Broad form insurance is an extended coverage that goes beyond the basics to protect against less common and potentially significant risks. This type of insurance often demands a higher premium and may include deductibles. It can be applied to various insurance types, including investments and assets, making it a valuable option for those who require added protection.
What is broad form insurance?
Broad form insurance coverage extends beyond the basics to include rare events that may be of serious risk to the insured. This type of insurance usually requires that a higher premium, and often a deductible, be paid. Broad form insurance can be applied to nearly all forms of insurance, including investments, assets, etc.
Understanding broad form insurance
Broad form insurance extends beyond basic coverage. One example of broad form insurance coverage is automotive glass insurance. A customer may need glass insurance because they’re frequently on roadways that cause damage to windshields. Glass insurance is not offered under basic automotive insurance plans and therefore must be specifically requested, and a premium must be paid.
The definition of the term “broad form insurance” can vary, depending on the type of insurance. With most insurance policies, a policy is usually basic or broad form. For example, for business insurance, there is usually:
- A basic form policy that typically covers fire, explosions, storms, smoke, riots, vandalism, and sprinkler leaks.
- A broad form policy that adds more coverage, such as damage from broken windows and other structural glass, falling objects, and water damage.
- Special form coverage offers the widest range of protection, typically covering all risks (including theft) unless specifically excluded from the policy.
In most states, insurers refer to a broad form policy in reference to a comprehensive general liability insurance policy that provides a wide range of coverage that can be tailored to suit specific needs.
Some auto insurers have to offer broad form insurance options to businesses, which provide coverage for employees, executives, or any other person who is supplied a company vehicle, but who does not own a personal vehicle and, thus, does not have coverage under a personal auto policy. In such a situation, an endorsement may be added that gives protection while the named individual or spouse is driving a car borrowed from a third party.
Broad form insurance example
In Michigan, for example, insurers can offer three types of auto collision coverage: limited, standard, and broad form. The protection provided by the three types of coverage differs based on fault in an accident:
Repair or replacement of an insured car is covered, regardless of fault. You’ll be responsible for a deductible if you ever file a claim.

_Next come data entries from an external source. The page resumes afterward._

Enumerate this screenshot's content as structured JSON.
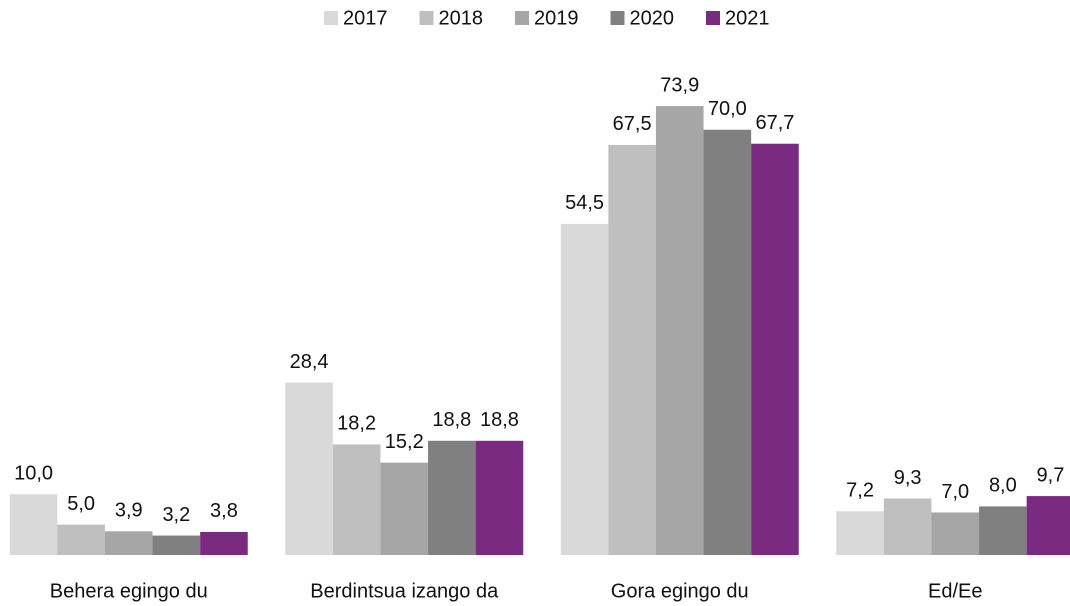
{
  "chart_data": {
    "type": "bar",
    "categories": [
      "Behera egingo du",
      "Berdintsua izango da",
      "Gora egingo du",
      "Ed/Ee"
    ],
    "series": [
      {
        "name": "2017",
        "color": "#d9d9d9",
        "values": [
          10.0,
          28.4,
          54.5,
          7.2
        ],
        "value_labels": [
          "10,0",
          "28,4",
          "54,5",
          "7,2"
        ]
      },
      {
        "name": "2018",
        "color": "#bfbfbf",
        "values": [
          5.0,
          18.2,
          67.5,
          9.3
        ],
        "value_labels": [
          "5,0",
          "18,2",
          "67,5",
          "9,3"
        ]
      },
      {
        "name": "2019",
        "color": "#a6a6a6",
        "values": [
          3.9,
          15.2,
          73.9,
          7.0
        ],
        "value_labels": [
          "3,9",
          "15,2",
          "73,9",
          "7,0"
        ]
      },
      {
        "name": "2020",
        "color": "#808080",
        "values": [
          3.2,
          18.8,
          70.0,
          8.0
        ],
        "value_labels": [
          "3,2",
          "18,8",
          "70,0",
          "8,0"
        ]
      },
      {
        "name": "2021",
        "color": "#7b2a82",
        "values": [
          3.8,
          18.8,
          67.7,
          9.7
        ],
        "value_labels": [
          "3,8",
          "18,8",
          "67,7",
          "9,7"
        ]
      }
    ],
    "ylim": [
      0,
      80
    ],
    "legend": "top"
  }
}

You’ll only have to pay your deductible if you’re found to be more than 50 percent at fault in a covered accident. If you’re less than 50 percent at fault, you won’t have to pay your deductible.
Repair or replacement of an insured car is covered only if the driver is less than 50% at fault. In this case, you’ll have to pay your deductible. However, if the insured car’s driver is more than 50% at fault, damages from the incident are not covered.
Here is a list of the benefits and the drawbacks to consider.
- Offers protection against less common and potentially significant risks.
- Can be tailored to specific needs, providing a wide range of coverage.
- Provides coverage for individuals who do not own a personal vehicle but use a company vehicle.
- Higher premiums and deductibles compared to standard policies.
- May require additional endorsements for specific coverage.
- Availability may vary depending on the insurance provider and state.
Frequently asked questions
What types of insurance can have broad form coverage?
Broad form coverage can be applied to various insurance types, including auto insurance, business insurance, and more. It often extends coverage to less common risks.
How do I obtain broad form insurance?
To obtain broad form insurance, you typically need to request it as an endorsement or rider to your existing policy. Your insurance provider will guide you through the process.
Are broad form policies available in all states?
The availability of broad form policies can vary by state and insurance provider. It’s important to check with your insurance company to see if they offer this type of coverage.
Is broad form insurance more expensive than standard policies?
Yes, broad form insurance generally comes with higher premiums and deductibles compared to standard policies. The added coverage for less common risks contributes to the increased cost.
Is broad form insurance available for homeowners?
Broad form insurance can also apply to homeowners’ insurance. It may extend coverage to less common risks like damage from specific natural disasters or unusual events. Homeowners should inquire with their insurance providers about the availability and details of broad form coverage for their policies.
Can I switch from a standard policy to a broad form policy mid-term?
Switching from a standard insurance policy to a broad form policy mid-term can be possible, but it’s important to discuss this with your insurance provider. There may be specific conditions and considerations to be aware of when making this transition.
Are there restrictions on who can purchase broad form insurance?
Broad form insurance is typically available to a wide range of individuals and businesses. However, the eligibility criteria can vary by insurance provider and the specific type of coverage being sought. It’s advisable to consult with your insurance company to determine if you qualify for broad form insurance.
- Broad form insurance offers extended coverage beyond basic insurance, protecting against less common and potentially significant risks.
- It may be included in a standard policy offering or available as a rider, with higher premiums and deductibles.
- Broad form insurance can be tailored to specific needs, making it a valuable choice for those who require added protection.